Digital Deliria Dawns
Small bursting bubbles around the neck. A fizzy haze on the skin. Frog is in the hot tub, cozy and complacent.
So began the Digital Deliria, in converted warehouses, offices and homes, where our own bodies produced a caffeine of email responsiveness. Like inconsequential ping pong balls, back and forth across the net: we hang on for that tone of bing as they come in, and swish as they go out.
It’s a physiological video game. A slot machine. A digital Whac-A-Mole, where replies and response flew. Why pick up the phone when 20 volleyed emails are more efficient than listening to the drone of your fellow human?
Where non-ergonomic chairs once swiveled, the nerves now pinch. Forearms and fingers go numb, after 12 hours rolling the mouse. Feeling the ball twitch over the pad, dust collects and grinds the x and y axes. A mechanical break from the digital universe exists only to clear the dust, affording a more precise pointer position on your screen to the world.
Now thrones turn to cradling cocoons where the body can no longer manage itself, and feet once valiant on the floor must now sit on a small riser to keep blood from pooling. Dust can no longer impede the roller ball, as a laser shoots out from under your hand instead. No need to stop.
Until once we find a bee, admired for their busy ADHD throttle. Elevated, even. Moving from the chair, flying across the keyboard, flitting to the whiteboard, sprinting to their cohort next door.
The whiteboard holds a figment of a plan. The email holds an inert communication element. A sticky holds a fleeting note for a person 5 doors down.
Contradicting themselves every 7 seconds, speaking in partial sentences as the mind races ahead, they are 3 chess moves down another question that no one articulated, yet lives partially baked somewhere in the back of the bee’s mind. There are problems to solve! Do we know what they are?
For every inarticulate problem, there’s a speedy solution. Well-contemplated, it is not. So it’s one without ramifications. Just do it! What’s wrong with you for not buzzing like me?
The bee then we discover is a June bug — bouncing against the net at triple speed. Aimless and then found with one thorny leg stuck in the mesh. Joyous in its entrapment in a solution. But, if stuck on it too long, could lead to a feast for the next morning’s bird.
So one may leave the room on this day, anxious, for the lack of pure direction. Struggling to piece together disjointed elements into what once felt like a woven whole.
In the distance, you hear the storm siren test on a sunny day. It lends a misplaced feeling of disturb — because you already emerged from the tornado. So instead, might you expect a missile to hit any moment, given the details you missed in the whirl?
Yet, all still is business as usual. You grate: Were you too slow? Or they too fast and inarticulate? A missile to you may have always been the plan.
So now we devolve into the basest of instincts — attention seeking, in the business of the aperiodic reinforcement of validation, that gets fewer and farther between. But it’s enough to live another day. We distance into an expanding universe, as real relationships dissolve.

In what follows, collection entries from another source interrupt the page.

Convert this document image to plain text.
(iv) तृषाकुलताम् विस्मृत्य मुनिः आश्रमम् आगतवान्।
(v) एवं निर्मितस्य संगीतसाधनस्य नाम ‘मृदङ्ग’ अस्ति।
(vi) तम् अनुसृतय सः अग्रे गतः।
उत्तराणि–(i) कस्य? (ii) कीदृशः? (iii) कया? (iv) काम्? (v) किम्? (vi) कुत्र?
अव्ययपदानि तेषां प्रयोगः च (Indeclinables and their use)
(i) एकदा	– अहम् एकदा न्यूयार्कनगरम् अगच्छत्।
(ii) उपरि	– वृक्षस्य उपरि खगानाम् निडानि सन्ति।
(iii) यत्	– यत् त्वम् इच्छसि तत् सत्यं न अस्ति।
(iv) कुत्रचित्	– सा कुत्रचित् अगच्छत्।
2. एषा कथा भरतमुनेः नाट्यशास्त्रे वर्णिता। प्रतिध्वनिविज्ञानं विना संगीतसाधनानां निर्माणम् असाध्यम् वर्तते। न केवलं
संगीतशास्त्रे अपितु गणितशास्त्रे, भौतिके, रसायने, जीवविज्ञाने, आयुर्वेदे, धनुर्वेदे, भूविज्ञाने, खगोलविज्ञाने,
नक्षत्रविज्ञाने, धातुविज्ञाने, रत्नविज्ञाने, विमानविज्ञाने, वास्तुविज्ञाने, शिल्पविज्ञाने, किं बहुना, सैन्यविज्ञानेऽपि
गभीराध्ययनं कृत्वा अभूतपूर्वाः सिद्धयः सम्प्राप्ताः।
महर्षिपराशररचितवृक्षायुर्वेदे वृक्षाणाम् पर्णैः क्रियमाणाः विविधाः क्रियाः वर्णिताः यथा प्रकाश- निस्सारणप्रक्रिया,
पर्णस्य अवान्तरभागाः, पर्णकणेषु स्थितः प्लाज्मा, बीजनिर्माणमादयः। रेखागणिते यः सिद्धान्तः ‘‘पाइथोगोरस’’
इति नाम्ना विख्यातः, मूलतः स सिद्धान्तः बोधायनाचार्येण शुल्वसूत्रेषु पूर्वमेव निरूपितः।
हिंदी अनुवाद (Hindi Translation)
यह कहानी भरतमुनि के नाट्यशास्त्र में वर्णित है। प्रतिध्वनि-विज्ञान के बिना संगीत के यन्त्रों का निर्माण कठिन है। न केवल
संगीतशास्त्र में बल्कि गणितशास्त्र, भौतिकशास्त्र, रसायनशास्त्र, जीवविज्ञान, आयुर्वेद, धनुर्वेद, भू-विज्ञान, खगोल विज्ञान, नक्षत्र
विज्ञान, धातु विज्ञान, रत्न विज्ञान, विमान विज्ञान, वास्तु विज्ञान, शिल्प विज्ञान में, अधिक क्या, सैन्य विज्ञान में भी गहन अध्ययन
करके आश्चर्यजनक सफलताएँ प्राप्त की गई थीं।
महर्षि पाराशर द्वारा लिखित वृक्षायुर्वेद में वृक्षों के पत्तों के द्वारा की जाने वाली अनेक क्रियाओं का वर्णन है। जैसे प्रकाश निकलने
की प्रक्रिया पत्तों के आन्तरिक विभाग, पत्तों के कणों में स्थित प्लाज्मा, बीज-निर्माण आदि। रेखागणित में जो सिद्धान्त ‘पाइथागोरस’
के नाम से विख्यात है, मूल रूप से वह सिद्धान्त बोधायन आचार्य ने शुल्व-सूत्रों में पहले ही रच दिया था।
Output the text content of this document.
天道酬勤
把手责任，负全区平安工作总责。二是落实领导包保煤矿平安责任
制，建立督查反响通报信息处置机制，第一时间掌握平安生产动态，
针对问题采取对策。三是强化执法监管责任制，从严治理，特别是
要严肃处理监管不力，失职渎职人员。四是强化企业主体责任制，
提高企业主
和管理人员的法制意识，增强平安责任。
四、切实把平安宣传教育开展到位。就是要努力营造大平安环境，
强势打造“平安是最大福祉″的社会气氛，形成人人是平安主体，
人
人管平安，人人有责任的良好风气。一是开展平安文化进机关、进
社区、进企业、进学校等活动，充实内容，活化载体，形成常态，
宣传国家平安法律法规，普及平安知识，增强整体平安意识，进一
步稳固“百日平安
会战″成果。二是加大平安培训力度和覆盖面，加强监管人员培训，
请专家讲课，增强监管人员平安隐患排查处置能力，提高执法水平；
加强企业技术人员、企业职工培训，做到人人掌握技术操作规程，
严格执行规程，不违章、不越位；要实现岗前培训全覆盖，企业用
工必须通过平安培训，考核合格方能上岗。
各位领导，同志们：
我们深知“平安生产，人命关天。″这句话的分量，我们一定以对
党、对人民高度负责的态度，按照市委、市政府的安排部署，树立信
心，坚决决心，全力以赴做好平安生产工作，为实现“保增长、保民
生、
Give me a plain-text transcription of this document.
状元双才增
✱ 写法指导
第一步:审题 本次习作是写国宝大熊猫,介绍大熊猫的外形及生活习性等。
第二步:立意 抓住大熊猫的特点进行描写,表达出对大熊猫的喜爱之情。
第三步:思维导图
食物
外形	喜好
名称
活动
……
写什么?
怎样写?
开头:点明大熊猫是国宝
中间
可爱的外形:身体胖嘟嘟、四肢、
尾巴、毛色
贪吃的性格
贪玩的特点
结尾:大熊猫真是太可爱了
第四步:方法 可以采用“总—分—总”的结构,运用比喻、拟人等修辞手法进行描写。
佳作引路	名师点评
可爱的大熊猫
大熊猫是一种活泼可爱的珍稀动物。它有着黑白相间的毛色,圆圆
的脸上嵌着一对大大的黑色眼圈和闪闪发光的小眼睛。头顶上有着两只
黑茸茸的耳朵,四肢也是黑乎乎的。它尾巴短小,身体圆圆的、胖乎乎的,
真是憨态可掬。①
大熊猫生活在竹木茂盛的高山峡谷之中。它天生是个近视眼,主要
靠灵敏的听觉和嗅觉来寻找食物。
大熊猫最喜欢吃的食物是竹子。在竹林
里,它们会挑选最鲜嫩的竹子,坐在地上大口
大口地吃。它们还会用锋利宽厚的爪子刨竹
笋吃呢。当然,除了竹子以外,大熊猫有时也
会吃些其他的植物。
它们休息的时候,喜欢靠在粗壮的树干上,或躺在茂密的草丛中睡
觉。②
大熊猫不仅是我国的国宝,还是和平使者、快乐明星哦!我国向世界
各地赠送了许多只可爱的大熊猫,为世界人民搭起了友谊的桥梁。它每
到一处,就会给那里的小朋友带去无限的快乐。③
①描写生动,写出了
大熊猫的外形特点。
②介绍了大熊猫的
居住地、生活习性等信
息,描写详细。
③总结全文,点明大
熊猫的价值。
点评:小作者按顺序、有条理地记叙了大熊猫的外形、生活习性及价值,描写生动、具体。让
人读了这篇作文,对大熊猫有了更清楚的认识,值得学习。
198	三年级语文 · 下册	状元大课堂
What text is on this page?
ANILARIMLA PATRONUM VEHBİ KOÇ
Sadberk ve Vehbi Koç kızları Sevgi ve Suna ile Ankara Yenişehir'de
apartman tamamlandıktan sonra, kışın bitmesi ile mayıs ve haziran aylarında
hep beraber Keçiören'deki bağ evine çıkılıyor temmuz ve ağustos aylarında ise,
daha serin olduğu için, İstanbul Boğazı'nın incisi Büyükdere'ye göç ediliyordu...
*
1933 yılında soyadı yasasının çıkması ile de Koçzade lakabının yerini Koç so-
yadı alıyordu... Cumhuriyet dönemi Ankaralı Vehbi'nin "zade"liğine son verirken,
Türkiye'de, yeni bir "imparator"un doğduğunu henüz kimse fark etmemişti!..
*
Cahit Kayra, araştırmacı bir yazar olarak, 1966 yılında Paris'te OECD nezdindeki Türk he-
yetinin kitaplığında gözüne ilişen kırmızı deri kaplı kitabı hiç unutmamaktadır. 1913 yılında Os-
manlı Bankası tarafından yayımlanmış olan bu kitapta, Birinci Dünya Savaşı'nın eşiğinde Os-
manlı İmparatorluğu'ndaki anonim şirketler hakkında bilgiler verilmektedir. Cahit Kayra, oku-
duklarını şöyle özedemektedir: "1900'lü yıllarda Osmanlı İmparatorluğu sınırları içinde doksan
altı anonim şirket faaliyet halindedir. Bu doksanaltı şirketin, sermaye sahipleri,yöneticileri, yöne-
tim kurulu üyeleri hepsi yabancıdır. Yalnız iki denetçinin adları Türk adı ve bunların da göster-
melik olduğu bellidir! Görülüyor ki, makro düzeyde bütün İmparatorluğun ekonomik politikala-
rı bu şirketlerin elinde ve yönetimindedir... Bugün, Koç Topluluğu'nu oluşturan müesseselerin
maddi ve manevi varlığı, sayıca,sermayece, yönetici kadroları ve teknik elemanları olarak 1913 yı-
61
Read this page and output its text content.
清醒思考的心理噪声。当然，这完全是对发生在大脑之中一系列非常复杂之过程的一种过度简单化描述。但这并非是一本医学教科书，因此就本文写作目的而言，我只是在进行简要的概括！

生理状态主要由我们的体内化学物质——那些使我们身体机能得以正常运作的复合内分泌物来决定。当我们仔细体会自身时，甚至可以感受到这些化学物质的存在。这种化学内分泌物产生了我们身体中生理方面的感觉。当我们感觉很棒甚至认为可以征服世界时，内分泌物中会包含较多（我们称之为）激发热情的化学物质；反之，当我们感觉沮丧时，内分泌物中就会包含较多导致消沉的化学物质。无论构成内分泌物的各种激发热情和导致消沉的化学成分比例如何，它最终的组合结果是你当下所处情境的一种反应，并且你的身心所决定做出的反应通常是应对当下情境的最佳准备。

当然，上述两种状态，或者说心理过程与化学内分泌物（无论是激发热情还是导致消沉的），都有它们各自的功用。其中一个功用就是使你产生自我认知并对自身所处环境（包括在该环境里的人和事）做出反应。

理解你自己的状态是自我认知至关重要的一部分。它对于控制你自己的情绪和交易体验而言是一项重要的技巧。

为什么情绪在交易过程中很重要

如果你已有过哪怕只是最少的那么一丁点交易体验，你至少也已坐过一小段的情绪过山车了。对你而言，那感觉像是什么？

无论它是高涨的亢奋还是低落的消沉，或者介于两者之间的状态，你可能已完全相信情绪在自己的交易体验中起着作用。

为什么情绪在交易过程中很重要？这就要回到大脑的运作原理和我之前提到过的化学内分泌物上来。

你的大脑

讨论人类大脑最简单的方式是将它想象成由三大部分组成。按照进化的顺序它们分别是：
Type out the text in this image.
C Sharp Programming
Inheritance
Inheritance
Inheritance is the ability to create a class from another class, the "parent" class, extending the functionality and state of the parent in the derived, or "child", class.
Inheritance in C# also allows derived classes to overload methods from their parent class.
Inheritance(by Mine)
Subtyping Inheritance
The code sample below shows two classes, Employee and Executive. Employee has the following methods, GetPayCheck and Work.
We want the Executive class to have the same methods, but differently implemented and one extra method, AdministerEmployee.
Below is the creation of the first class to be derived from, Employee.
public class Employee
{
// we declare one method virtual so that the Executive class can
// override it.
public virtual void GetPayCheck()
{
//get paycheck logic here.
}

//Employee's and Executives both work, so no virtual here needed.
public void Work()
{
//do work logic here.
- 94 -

Our dark matter fills the voids in between, as our attention shrinks to ever smaller segments. We bite at the thick, yet vacant air for the next morsel.
The bee we become, the rewired, vibrates past the frog’s sticky tongue. But frog pays little attention, remaining absorbed only with its own circumstance. Today the mist feels warmer around its neck, as the bubbles increase in speed and frequency. But it stays.
As always, I hope you enjoyed this and it brightened your day.